Swiss numismatist and archaeologist

Suzanne Frey-Kupper (born 1958) is a classical archaeologist and numismatist from Switzerland, who is Professor of Classics and Ancient History at the University of Warwick. She specialises in the study of Greek, Roman and Punic coinage, in particular examining their role in historical processes and as social agents.

== Biography ==
Frey-Kupper was born in Baden in 1958. She studied prehistory, archaeology and art history at the University of Zurich. She then studied for a PhD in Ancient History at the University of Lausanne. In 1985 she founded the Swiss Working Group on Coin Finds (SAF/GSETM), which she was the first chair of, and which subsequently led to the creation of the Inventory of Swiss Coin Finds (IFS/ITMS of the Swiss Academy of Humanities and Social Sciences). She has worked on a number of numismatic and archaeological projects, including as a project manager for the archaeological service of the Canton of Bern, at the site and museum of Aventicum, and from 2003 to work on the coinage of Monte Iato in Sicily, funded by the Swiss National Fund for the Promotion of Scientific Research.

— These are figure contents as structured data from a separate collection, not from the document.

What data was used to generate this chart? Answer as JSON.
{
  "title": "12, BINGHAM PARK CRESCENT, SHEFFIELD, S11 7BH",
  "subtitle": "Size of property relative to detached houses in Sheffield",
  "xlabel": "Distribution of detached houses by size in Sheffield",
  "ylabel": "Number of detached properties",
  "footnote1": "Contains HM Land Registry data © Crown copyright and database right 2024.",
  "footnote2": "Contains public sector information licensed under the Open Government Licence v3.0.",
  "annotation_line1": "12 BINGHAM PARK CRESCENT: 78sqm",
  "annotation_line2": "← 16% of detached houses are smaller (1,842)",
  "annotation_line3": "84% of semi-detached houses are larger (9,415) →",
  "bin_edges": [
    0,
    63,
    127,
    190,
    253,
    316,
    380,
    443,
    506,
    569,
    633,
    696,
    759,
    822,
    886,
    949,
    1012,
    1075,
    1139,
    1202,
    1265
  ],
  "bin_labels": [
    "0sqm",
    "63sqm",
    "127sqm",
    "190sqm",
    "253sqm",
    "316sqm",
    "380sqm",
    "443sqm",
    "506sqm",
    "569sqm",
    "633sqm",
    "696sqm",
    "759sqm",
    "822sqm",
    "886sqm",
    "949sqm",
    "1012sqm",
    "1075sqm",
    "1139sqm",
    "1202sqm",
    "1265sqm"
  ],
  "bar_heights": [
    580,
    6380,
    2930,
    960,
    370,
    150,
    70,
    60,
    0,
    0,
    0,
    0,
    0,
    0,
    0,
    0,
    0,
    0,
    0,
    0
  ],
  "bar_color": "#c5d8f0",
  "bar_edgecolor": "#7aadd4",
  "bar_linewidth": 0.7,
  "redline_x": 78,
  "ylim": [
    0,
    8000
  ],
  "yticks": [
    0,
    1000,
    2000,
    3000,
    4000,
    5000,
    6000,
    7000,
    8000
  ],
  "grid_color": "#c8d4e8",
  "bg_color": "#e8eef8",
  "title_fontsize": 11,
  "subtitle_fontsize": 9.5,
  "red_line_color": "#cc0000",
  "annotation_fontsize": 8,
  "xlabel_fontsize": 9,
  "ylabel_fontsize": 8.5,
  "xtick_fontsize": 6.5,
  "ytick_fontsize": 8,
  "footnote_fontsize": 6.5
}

From 2007 to 2011 she lectured at the University of Lausanne, before joining the University of Warwick, where, in addition to teaching and research, she is responsible for the department's teaching collection of ancient coins. She has held two Visiting Professorships: first in 2014, at the American Numismatic Society; secondly in 2017, at the Università degli Studi. Her research interests include the study of Greek, Roman and Punic coinage, and, in particular, coins in archaeological contexts, as well as their role in historical processes and as social agents. According to Carolina López-Ruiz, Frey-Kupper's work on coinage at Punic sites emphasised the "importance of paying attention to local contexts", but these contexts do not "undermine the existence of a level of uniformity".

== Awards ==

- Global Contribution Award - University of Warwick (2016)
- Jeton de Vermeil - Société française de numismatique (2024)

== Selected works ==

- Frey-Kupper, Suzanne, with I. Liggi Asperoni and N. Wolfe-Jacot, Aventicum I – Les monnaies de sept sanctuaires romains d’Avenches (ITMS 16) (Berne: Académie suisse des sciences humaines et sociales, Inventaire des trouvailles monétaires suisses - 2018), 236 pp., 44 pl. and database.
- Frey-Kupper, Suzanne, and Clive Stannard. "Evidence for the importation and monetary use of blocks of foreign and obsolete bronze coins in the ancient world." (2018): 283-354.
- Frey-Kupper, S. (2014). Coins and their use in the Punic Mediterranean: Case studies from Carthage to Italy from the fourth to the first century bce. In J. Quinn & N. Vella (Eds.), The Punic Mediterranean: Identities and Identification from Phoenician Settlement to Roman Rule (British School at Rome Studies, pp. 76–110). Cambridge: Cambridge University Press.
- Stannard, Clive, and Suzanne Frey-Kupper. ""Pseudomints" and Small Change in Italy and Sicily in the Late Republic." American Journal of Numismatics (2008): 351-404.